Otro pinchazo fuerte en la planta del pie le hizo abrir los ojos bruscamente y vio al capataz mirándolo sonriente, superado ya, al parecer, su sombrío estado de ánimo por los recientes acontecimientos.
—¡Basta de preocupaciones! —declaró Belwar—. ¡Han pasado veinte años y tenemos mucho que contarnos! —Se agachó a coger una de las botas de Drizzt y olisqueó la suela—. ¿Encontraste la superficie? —preguntó, sinceramente ilusionado.
Los dos amigos pasaron el resto del día intercambiando historias, si bien Drizzt fue el que más habló al ser el que había estado en un mundo tan diferente. Muchas veces, Belwar dio un respingo de asombro y otras muchas rio; en un momento determinado, compartió tristeza y lágrimas con su amigo drow, al parecer sinceramente apenado por la pérdida de Wulfgar.

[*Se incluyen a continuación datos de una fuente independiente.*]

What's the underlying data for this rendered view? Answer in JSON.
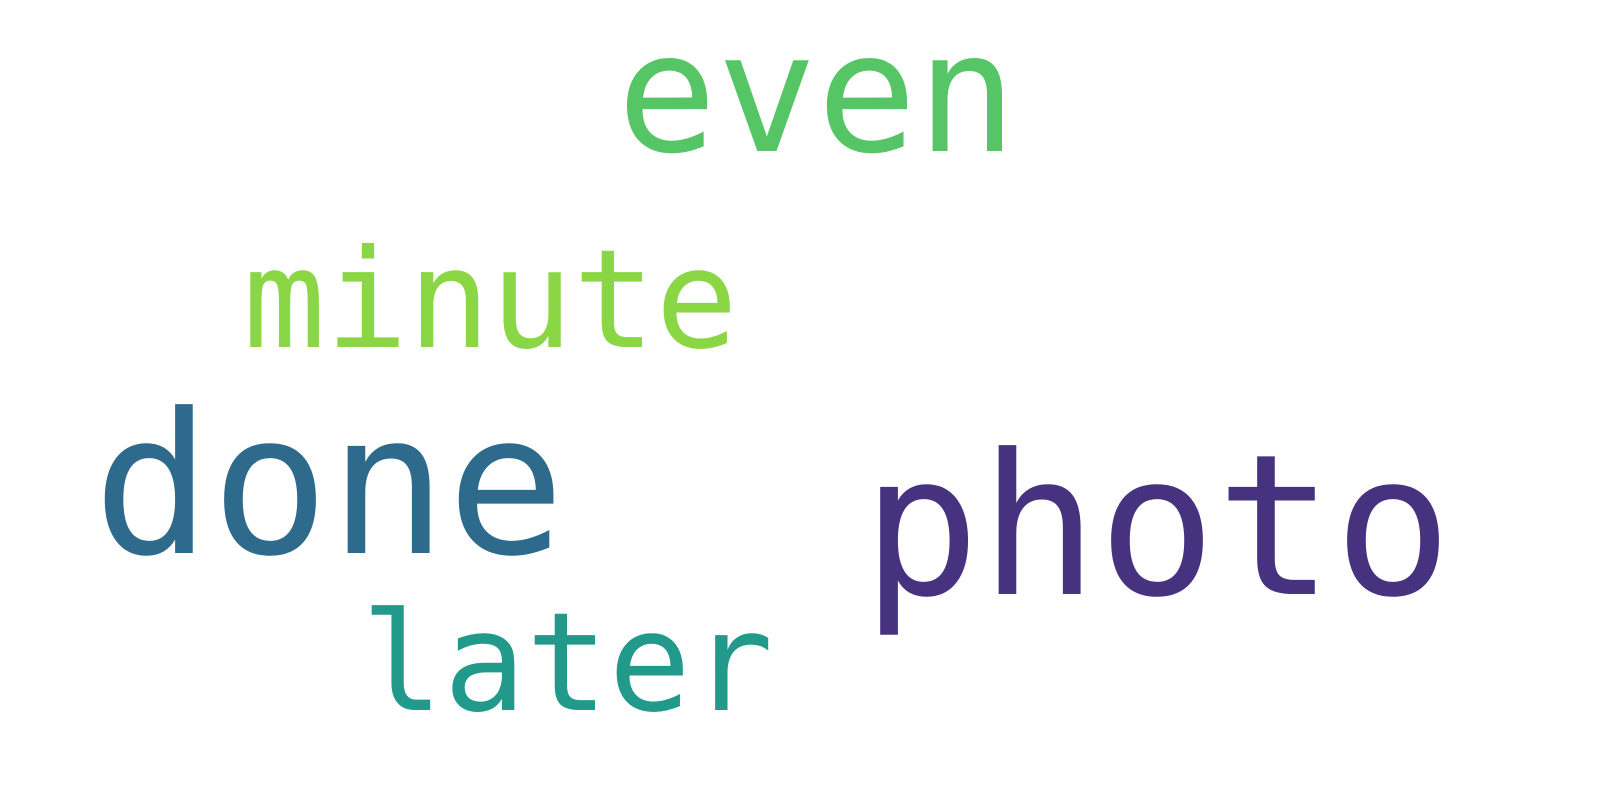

Drizzt supo entonces que había vuelto a encontrar a otro de sus más queridos amigos. Belwar escuchaba atentamente, con interés, cada palabra de Drizzt, facilitando que el elfo oscuro lo hiciera partícipe de sus emociones más íntimas de los últimos veinte años con el callado respaldo de un verdadero amigo.
Después de cenar, Drizzt dio unos cuantos pasos vacilantes, y Belwar, que ya había visto antes los efectos debilitadores de un nuker bien manejado, le aseguró al drow que estaría corriendo otra vez por los corredores llenos de escombros dentro de uno o dos días.
Era una buena noticia… a medias. Ni que decir tiene que a Drizzt lo alegraba saber que se curaría, pero una pequeña parte de su ser deseaba que el proceso se hubiera alargado un poco más para que su estancia con Belwar fuera más extensa. El elfo oscuro sabía que, en cuanto sus condiciones físicas se lo permitieran, habría llegado el momento de terminar el viaje, de regresar a Menzoberranzan e intentar poner fin a la amenaza.